For instance, in 1963, the Supreme Court had in the case of Nezianya & Anor v Okagbue & ors (1963) 1 All NLR 352, held that a widow is a recognised member of her late husband’s family and not a stranger to it, and thus permitted to live in her late husband’s house, but she was not permitted to dispose of the property by giving it out or selling it. This 1963 decision left women handicapped as they were incapable of exercising ownership rights over the properties of their late husbands.
The judgment also formed the basis of support for the old Igbo “Oli-Ekpe” custom which stated that only the eldest surviving male offspring could inherit the property of their late father and prohibited female inheritance because the judgment suggested that ownership of property should be restricted to the patrilineal lineage of the deceased.
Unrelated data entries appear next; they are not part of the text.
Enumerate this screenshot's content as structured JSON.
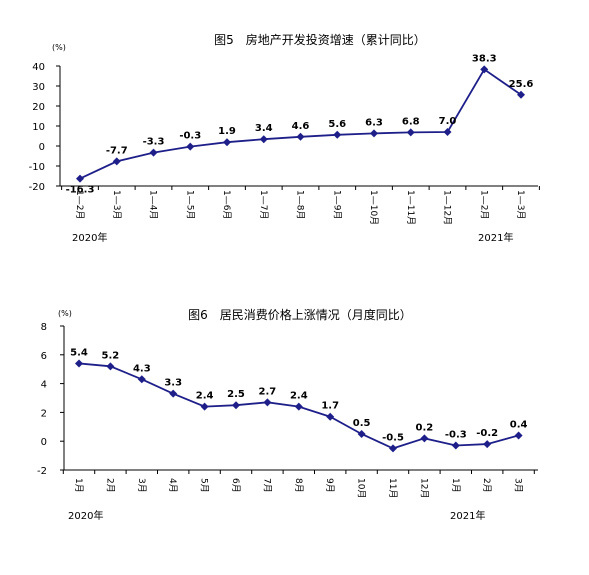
{
  "chart_data": [
    {
      "type": "line",
      "title": "图5　房地产开发投资增速（累计同比）",
      "unit_label": "(%)",
      "categories": [
        "1—2月",
        "1—3月",
        "1—4月",
        "1—5月",
        "1—6月",
        "1—7月",
        "1—8月",
        "1—9月",
        "1—10月",
        "1—11月",
        "1—12月",
        "1—2月",
        "1—3月"
      ],
      "values": [
        -16.3,
        -7.7,
        -3.3,
        -0.3,
        1.9,
        3.4,
        4.6,
        5.6,
        6.3,
        6.8,
        7.0,
        38.3,
        25.6
      ],
      "data_labels": [
        "-16.3",
        "-7.7",
        "-3.3",
        "-0.3",
        "1.9",
        "3.4",
        "4.6",
        "5.6",
        "6.3",
        "6.8",
        "7.0",
        "38.3",
        "25.6"
      ],
      "yticks": [
        "40",
        "30",
        "20",
        "10",
        "0",
        "-10",
        "-20"
      ],
      "ylim": [
        -20,
        40
      ],
      "year_labels": [
        "2020年",
        "2021年"
      ],
      "line_color": "#1f1f8a",
      "grid": false
    },
    {
      "type": "line",
      "title": "图6　居民消费价格上涨情况（月度同比）",
      "unit_label": "(%)",
      "categories": [
        "1月",
        "2月",
        "3月",
        "4月",
        "5月",
        "6月",
        "7月",
        "8月",
        "9月",
        "10月",
        "11月",
        "12月",
        "1月",
        "2月",
        "3月"
      ],
      "values": [
        5.4,
        5.2,
        4.3,
        3.3,
        2.4,
        2.5,
        2.7,
        2.4,
        1.7,
        0.5,
        -0.5,
        0.2,
        -0.3,
        -0.2,
        0.4
      ],
      "data_labels": [
        "5.4",
        "5.2",
        "4.3",
        "3.3",
        "2.4",
        "2.5",
        "2.7",
        "2.4",
        "1.7",
        "0.5",
        "-0.5",
        "0.2",
        "-0.3",
        "-0.2",
        "0.4"
      ],
      "yticks": [
        "8",
        "6",
        "4",
        "2",
        "0",
        "-2"
      ],
      "ylim": [
        -2,
        8
      ],
      "year_labels": [
        "2020年",
        "2021年"
      ],
      "line_color": "#1f1f8a",
      "grid": false
    }
  ]
}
ºHowever, in 1997, the Late Niki Tobi (Justice of the Court of Appeal) was bold enough to declare this “Oli-Ekpe” custom as being repugnant to natural justice, equity and good conscience in the famous case of Mojekwu v Mojekwu (1997) LPELR-13777(CA). In this case, the erudite Niki Tobi JCA took great pains to condemn this custom – and other customary practices – which discriminated against women, for being repulsive to equity in the modern day. This decision was widely hailed as a step in the right direction in the advocacy for women’s rights. Several other decisions of the Court of Appeal delivered between 1997-2003 followed this reasoning and affirmed the rights of women to own, inherit and purchase the property.
The victory gained by the pronouncement of Niki Tobi JCA, in this case, was however short-lived, as he was harshly criticised for the statement he made about the repugnancy of Oli-Ekpe custom by his superiors when the case was further appealed to the Supreme Court in Mojekwu v. Iwuchukwu (2004) LPELR-1903(SC). The Supreme Court believed that Niki Tobi JCA should not have made the statement without calling all relevant parties who engaged in such discriminatory practices against women from explaining their side of the story. The harsh remark of the Supreme Court in this appeal gave further impetus to the propounders of the Oli-Ekpe and other similar customary practices to persist in their discrimination against women in the sharing of family inheritance.
Hence, the recent position taken by the Supreme Court in Ukeje & Anor v Ukeje (Supra) has therefore provided the much needed clarity on the right of all genders – women inclusive – to participate in the inheritance of their parents’ properties. The effect of this judgment which is binding in all parts of Nigeria is that females have an equal stake to inherit their parent’s properties, as do their male counterparts.
Many are of the view that more states in the country need to emulate the Rivers State government by replicating the law in their respective states in order to do away with all discriminatory practices against women.